Nigerias stability has been repeatedly threatened by fighting between fundamentalist Muslims and Christians over the spread of Islamic law (sharia) across the heavily Muslim north. One-third of Nigerias 36 states is ruled by sharia law. More than 10,000 people have died in religious clashes since military rule ended in 1999.

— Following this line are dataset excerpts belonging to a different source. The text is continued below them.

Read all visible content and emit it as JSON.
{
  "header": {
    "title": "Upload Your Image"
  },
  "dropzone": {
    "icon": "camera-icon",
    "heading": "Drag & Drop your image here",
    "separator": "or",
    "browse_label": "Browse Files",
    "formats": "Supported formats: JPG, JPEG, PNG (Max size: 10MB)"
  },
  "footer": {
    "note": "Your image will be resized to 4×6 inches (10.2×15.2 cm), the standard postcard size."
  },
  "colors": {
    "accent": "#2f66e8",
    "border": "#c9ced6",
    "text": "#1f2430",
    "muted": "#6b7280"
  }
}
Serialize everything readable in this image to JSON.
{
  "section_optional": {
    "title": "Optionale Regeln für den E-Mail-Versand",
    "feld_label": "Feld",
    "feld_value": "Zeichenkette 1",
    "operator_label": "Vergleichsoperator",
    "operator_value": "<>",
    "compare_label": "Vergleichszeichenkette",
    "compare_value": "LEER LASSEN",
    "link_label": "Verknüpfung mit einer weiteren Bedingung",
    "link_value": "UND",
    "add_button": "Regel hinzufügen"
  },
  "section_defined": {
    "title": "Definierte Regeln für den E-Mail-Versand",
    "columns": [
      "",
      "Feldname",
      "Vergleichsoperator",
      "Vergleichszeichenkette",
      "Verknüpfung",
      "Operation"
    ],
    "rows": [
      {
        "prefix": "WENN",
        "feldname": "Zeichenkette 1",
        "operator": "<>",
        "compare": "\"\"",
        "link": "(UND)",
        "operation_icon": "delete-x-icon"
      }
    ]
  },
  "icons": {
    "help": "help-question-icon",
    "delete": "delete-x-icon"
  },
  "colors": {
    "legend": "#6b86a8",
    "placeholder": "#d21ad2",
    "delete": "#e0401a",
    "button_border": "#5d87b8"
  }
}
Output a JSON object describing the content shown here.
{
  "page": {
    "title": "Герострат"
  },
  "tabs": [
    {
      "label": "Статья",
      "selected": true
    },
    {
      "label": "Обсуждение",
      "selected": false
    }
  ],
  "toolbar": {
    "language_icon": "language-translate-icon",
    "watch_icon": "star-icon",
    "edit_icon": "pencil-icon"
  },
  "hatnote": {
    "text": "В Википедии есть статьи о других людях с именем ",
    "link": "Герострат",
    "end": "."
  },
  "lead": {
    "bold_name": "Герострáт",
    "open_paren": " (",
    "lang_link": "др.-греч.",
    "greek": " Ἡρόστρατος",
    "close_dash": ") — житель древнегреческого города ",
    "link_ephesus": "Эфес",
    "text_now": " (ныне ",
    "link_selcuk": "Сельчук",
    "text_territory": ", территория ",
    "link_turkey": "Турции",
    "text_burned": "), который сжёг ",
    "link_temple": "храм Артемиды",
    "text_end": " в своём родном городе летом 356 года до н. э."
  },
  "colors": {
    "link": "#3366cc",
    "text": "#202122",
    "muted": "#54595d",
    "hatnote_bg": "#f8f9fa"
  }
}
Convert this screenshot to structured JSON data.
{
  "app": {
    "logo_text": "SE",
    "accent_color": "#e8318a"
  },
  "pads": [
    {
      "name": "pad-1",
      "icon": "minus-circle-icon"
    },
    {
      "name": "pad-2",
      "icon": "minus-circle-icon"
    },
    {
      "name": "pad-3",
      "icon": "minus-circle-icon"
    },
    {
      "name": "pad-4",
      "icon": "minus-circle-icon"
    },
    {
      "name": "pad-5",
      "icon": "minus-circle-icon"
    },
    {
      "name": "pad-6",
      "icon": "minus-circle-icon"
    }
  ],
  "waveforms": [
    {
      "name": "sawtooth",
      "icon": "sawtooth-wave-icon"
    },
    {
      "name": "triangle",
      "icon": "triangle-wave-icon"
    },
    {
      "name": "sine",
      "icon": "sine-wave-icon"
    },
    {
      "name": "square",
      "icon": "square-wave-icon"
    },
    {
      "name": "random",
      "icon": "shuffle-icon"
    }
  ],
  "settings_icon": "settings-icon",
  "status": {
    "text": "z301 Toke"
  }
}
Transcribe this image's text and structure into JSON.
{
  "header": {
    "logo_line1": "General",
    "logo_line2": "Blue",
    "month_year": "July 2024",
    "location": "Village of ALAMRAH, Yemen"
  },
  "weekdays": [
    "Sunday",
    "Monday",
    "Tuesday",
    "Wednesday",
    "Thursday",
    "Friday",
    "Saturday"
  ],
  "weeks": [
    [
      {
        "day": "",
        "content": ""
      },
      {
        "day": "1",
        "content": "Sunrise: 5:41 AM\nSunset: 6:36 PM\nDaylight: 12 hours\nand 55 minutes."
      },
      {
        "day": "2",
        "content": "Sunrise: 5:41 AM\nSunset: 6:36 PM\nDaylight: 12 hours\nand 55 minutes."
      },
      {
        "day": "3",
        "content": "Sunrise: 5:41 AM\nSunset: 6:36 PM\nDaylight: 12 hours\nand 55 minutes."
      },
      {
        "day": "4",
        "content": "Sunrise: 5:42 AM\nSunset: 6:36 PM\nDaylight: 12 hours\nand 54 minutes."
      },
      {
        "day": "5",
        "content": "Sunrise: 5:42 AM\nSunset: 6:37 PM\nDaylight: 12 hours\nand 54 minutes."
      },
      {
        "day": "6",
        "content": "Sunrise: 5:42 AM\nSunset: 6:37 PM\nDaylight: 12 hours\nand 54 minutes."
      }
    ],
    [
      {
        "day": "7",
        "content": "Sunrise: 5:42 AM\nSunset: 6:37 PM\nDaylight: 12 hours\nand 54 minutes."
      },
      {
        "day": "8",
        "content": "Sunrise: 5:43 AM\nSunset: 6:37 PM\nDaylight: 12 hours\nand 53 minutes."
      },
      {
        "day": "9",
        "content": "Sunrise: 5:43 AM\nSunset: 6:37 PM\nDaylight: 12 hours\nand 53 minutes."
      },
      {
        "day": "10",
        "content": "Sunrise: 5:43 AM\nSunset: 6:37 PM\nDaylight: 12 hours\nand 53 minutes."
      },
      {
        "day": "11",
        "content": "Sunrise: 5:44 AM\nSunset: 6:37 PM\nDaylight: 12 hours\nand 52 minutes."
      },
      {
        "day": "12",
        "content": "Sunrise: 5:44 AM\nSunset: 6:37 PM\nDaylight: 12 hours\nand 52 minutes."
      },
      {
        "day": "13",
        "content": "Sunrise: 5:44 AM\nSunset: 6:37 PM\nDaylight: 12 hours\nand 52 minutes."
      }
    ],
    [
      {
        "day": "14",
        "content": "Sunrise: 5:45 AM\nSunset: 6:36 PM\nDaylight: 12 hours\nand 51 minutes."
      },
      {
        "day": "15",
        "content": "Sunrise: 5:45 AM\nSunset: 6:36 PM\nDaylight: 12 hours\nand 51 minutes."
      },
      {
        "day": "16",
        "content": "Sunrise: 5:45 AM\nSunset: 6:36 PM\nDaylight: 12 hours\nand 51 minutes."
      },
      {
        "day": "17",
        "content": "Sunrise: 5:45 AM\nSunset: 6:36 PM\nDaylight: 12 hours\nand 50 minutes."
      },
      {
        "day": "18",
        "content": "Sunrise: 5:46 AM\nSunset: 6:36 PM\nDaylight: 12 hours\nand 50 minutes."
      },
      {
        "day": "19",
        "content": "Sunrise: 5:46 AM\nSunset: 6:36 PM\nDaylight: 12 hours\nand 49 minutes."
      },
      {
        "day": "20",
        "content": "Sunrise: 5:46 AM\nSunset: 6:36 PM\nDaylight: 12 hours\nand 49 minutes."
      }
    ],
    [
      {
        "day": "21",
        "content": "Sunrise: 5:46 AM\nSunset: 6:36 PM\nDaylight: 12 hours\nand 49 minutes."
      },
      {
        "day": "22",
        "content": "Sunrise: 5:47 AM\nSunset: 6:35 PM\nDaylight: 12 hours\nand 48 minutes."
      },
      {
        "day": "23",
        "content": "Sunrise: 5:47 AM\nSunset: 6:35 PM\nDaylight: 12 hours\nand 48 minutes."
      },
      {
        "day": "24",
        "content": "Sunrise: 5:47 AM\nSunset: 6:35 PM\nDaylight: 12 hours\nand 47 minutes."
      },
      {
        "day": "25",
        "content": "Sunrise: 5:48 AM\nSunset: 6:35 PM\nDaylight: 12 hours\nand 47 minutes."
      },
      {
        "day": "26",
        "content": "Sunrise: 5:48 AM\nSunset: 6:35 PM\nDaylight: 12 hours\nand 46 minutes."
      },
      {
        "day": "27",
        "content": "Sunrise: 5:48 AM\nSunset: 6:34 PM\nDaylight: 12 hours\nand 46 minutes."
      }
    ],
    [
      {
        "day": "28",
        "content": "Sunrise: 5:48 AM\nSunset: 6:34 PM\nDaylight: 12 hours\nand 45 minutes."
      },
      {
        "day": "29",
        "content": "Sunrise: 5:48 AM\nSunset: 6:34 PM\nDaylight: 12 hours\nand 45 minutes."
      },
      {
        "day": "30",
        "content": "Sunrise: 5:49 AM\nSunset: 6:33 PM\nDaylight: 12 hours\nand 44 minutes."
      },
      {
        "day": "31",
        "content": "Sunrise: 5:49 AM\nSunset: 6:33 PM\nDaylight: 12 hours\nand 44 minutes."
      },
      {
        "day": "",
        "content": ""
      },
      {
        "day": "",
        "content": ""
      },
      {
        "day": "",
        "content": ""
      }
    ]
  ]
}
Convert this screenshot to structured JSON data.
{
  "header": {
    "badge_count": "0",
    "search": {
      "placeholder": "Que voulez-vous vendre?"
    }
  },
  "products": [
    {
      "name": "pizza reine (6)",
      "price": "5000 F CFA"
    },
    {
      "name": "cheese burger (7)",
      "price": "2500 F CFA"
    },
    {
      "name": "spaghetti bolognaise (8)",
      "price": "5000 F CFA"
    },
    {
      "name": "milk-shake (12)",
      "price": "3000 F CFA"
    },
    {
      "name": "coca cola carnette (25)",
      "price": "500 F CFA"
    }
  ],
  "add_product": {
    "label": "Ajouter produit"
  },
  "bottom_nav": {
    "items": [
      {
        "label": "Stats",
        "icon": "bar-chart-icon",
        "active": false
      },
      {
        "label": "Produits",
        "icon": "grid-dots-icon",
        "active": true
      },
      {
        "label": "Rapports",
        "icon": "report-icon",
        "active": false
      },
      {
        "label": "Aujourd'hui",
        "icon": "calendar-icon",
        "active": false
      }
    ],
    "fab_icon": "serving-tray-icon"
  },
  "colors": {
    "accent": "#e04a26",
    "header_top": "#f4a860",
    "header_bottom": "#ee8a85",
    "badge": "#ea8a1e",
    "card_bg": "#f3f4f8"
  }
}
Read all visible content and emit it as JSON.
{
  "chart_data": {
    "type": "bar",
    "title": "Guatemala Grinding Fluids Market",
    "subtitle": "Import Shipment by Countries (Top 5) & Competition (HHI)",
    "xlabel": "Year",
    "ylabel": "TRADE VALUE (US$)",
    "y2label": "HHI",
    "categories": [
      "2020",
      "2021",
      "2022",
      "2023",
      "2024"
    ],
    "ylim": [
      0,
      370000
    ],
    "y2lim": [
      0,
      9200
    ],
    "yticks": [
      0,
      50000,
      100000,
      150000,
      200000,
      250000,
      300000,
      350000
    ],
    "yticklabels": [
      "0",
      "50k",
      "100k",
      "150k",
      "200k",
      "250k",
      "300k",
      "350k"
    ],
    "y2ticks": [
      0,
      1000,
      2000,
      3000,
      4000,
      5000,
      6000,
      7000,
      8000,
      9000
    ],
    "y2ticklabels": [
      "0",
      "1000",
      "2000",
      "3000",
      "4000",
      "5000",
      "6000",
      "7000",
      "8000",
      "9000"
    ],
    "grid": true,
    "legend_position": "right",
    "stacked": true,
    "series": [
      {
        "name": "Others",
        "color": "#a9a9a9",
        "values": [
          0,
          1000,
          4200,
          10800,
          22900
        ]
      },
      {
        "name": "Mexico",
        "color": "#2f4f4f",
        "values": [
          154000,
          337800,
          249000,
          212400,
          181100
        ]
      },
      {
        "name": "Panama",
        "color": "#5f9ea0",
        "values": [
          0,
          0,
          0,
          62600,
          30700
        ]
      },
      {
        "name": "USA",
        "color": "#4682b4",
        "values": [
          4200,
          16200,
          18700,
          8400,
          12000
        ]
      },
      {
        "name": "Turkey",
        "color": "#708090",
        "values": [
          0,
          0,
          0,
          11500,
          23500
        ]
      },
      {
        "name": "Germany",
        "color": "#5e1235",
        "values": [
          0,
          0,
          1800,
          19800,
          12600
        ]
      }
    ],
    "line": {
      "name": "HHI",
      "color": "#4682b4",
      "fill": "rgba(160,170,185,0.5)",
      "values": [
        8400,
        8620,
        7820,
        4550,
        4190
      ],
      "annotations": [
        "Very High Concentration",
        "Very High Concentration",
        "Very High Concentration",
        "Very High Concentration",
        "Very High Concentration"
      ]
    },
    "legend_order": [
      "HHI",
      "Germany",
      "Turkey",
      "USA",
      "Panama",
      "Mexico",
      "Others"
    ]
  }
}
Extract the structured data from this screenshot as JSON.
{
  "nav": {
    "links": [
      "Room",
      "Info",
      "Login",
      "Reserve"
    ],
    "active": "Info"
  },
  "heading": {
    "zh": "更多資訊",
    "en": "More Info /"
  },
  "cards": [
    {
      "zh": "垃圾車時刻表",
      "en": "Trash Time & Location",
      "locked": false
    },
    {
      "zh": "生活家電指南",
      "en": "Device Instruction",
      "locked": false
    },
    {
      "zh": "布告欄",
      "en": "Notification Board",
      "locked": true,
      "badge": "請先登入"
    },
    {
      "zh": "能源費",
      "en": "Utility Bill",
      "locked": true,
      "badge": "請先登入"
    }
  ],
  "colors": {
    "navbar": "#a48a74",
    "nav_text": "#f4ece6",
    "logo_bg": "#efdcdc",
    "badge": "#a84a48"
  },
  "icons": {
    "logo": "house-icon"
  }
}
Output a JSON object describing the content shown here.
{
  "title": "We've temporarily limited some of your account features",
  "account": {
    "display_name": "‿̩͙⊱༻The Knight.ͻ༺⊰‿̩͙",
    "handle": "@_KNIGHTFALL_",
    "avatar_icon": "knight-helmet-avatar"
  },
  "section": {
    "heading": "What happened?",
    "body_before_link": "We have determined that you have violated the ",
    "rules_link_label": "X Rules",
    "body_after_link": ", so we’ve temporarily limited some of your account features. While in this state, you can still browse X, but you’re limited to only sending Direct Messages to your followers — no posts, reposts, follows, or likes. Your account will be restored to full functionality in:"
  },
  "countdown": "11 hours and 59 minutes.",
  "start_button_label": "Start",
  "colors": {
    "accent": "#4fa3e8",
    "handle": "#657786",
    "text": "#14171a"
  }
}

In 2003, after religious and political leaders in the Kano region banned polio immunization—contending that it sterilized girls and spread HIV—an outbreak of polio spread through Nigeria, entering neighboring countries the following year. The Kano region lifted its ten-month ban against vaccination in July 2004. On Aug. 24, there were 602 polio cases worldwide, 79% of which were in Nigeria.
Since 2004, insurgency has wreaked havoc in the Niger delta, Nigerias oil-producing region. The desperately impoverished local residents of the delta have seen little benefit from Nigerias vast oil riches, and rebel groups are fighting for a more equal distribution of the wealth as well as greater regional autonomy. Violence by rebel groups has disrupted oil production and reduced output by about 20%. Nigeria is one of the worlds largest oil producers and supplies the U.S. with one-fifth of its oil.
In Aug. 2006 Nigeria handed over the oil-rich Bakassi peninsula to Cameroon, in compliance with a 2002 World Court ruling.